OGDEN — Sometimes market forces take you in an unexpected direction.
When she launched her business, Edith Vargas sold clothing catering to the Latino market in Ogden. Later, after the operators of a beauty salon next door asked her to expand her offerings to food, things suddenly started morphing. The salon operators mainly wanted a nearby place where they could get an afternoon snack, but after others learned of the distinctly Mexican offering and demand took off, Vargas realized she was onto something.
“The food earned me more money, sold better,” said Vargas, originally from Ciudad Juarez, Mexico. Indeed, the original offering, the Piña Loca — a fruit cup of pineapple, mango and more — frequently drew long lines of customers snaking outside the door of her clothing store.
That was 2014. Realizing the future was in food — mixed fruit cups with spicy, tart and salty condiments on top — the clothing store soon closed, and in 2015 Changarro Loco at 3037 Washington Blvd. was born. Omar Vazquez, Vargas’ husband, left his job as a bread distributor to help out. The restaurant expanded offerings beyond snack items to tacos, quesadillas and more, and it’s currently in the midst of a major interior renovation, given the business’ growing fortunes. A food truck is coming next year.
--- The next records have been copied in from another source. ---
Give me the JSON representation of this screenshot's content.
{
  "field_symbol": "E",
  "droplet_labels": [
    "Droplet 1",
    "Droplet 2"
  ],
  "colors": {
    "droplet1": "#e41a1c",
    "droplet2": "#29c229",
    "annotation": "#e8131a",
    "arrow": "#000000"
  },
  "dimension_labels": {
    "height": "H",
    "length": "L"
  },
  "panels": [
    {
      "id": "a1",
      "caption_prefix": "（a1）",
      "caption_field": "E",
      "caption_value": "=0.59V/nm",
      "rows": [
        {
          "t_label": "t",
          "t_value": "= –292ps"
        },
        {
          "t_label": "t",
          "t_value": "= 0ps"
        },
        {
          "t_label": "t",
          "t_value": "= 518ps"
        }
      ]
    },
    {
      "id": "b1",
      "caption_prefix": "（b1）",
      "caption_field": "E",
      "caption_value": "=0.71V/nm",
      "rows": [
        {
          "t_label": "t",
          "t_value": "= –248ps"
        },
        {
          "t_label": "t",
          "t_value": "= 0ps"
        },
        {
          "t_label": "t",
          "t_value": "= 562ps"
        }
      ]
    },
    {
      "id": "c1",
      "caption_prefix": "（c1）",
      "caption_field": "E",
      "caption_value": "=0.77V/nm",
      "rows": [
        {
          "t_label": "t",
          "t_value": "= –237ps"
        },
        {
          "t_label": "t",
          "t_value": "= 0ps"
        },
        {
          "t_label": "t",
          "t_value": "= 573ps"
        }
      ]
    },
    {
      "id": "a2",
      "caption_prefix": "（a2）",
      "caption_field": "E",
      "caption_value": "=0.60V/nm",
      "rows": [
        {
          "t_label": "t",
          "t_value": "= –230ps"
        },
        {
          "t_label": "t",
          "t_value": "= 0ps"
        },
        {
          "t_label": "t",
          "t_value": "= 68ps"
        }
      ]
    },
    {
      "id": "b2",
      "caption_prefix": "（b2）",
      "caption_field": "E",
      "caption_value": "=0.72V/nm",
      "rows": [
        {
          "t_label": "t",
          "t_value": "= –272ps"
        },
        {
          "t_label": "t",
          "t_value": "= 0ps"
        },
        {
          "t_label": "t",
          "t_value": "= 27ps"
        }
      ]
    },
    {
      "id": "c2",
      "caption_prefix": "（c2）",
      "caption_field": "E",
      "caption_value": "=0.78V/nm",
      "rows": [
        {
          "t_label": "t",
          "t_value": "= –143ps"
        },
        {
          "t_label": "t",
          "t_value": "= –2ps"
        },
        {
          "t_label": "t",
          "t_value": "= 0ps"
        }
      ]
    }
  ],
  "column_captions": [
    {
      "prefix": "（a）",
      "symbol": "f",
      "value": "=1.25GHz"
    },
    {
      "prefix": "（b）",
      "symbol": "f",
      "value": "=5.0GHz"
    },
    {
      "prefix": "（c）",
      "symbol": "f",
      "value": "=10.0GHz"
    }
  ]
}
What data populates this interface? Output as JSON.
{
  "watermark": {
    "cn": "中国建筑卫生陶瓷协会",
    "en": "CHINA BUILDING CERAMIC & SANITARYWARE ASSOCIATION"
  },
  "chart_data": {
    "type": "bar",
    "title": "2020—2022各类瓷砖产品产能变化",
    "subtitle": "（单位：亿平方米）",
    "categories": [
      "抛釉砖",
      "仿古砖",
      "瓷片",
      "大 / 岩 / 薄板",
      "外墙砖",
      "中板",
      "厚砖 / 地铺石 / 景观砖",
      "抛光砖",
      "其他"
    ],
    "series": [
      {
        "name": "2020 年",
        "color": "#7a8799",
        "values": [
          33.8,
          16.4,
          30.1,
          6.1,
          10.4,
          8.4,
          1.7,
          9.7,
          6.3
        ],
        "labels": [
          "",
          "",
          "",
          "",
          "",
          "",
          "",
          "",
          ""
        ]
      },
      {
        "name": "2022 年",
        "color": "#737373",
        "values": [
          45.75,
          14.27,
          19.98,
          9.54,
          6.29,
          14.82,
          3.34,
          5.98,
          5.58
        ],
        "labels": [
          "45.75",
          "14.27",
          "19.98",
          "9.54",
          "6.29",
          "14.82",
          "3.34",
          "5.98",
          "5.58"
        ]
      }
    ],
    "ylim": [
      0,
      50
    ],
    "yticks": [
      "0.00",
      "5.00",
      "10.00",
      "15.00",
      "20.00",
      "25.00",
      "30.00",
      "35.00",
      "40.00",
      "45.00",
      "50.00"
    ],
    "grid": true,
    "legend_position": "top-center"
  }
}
Competition is tough among Ogden’s array of Mexican restaurants and eateries. Changarro Loco distinguished itself from many through its snack offerings, the fruit cups. The cups variously feature slices and chunks of mango, pineapple, jicama, cucumber, cantaloupe, watermelon and more, topped with a spicy sauce and chili powder mix. The combination, popular in Mexico, creates a burst of contrasting flavors in the mouth.
In Spanish, such offerings are called chucherías, which Vargas translates as munchies. “It’s like a snack,” something to eat between meals, she said, noting their popularity among high schoolers, who frequent the locale when classes let out.
The fruit concoctions are made on-demand to assure freshness, and in Changarro Loco’s first two years of business those accounted for the majority of its sales. Among other snack-like offerings are slushy drinks doused with the same spicy salsas and powders — like the Chamangos Locos, a mango-based drink.
Since last year, Vargas estimates that business is split evenly between the fruit cups and other fare like tacos, quesadillas and tortas (Mexican-style sandwiches).
“People, they like different things,” said Vargas, explaining the shift from mainly fruit cups.
What’s more, the mix of offerings allows customers to get a meal and dessert at the same place.
“You don’t have to go anywhere else,” she said.
SPICY SALSAS, PARILLADA
For those after heartier fare, like the tacos, Changarro Loco offers a distinct array of salsas, including a sweet-and-spicy pineapple-based mix and another very spicy cranberry-based combo.
Vazquez, in charge of food preparation, points to the Parillada as another unique offering at Changarro Loco. Originally from Mexico City, Vazquez learned the food trade as a child, helping out at a family-run restaurant in the Mexican capital.
The $24.99 Parillada, advertised as feeding four, features a generous portion of grilled meat and sausage along with grilled nopales, onions and peppers. It’s served on a large plate with guacamole and tortillas.
On the snack side, another distinctly Mexican offering you won’t find everywhere — Tosti Locos. That’s a bag of spicy nacho chips split open and smothered with jicama, cucumber, pineapple, Japanese peanuts, spicy sauce and more. The locale also offers hot dogs and hamburgers.
Across the street from Changarro Loco sits Mariscos El Pariente, a small eatery specializing in Mexican-style seafood like ceviche, shrimp cocktail and fish tacos. Vargas’ brother-in-law runs El Pariente, and she said the two restaurants frequently deliver food from one locale to the other for families whose tastes range across the offerings of the two eateries.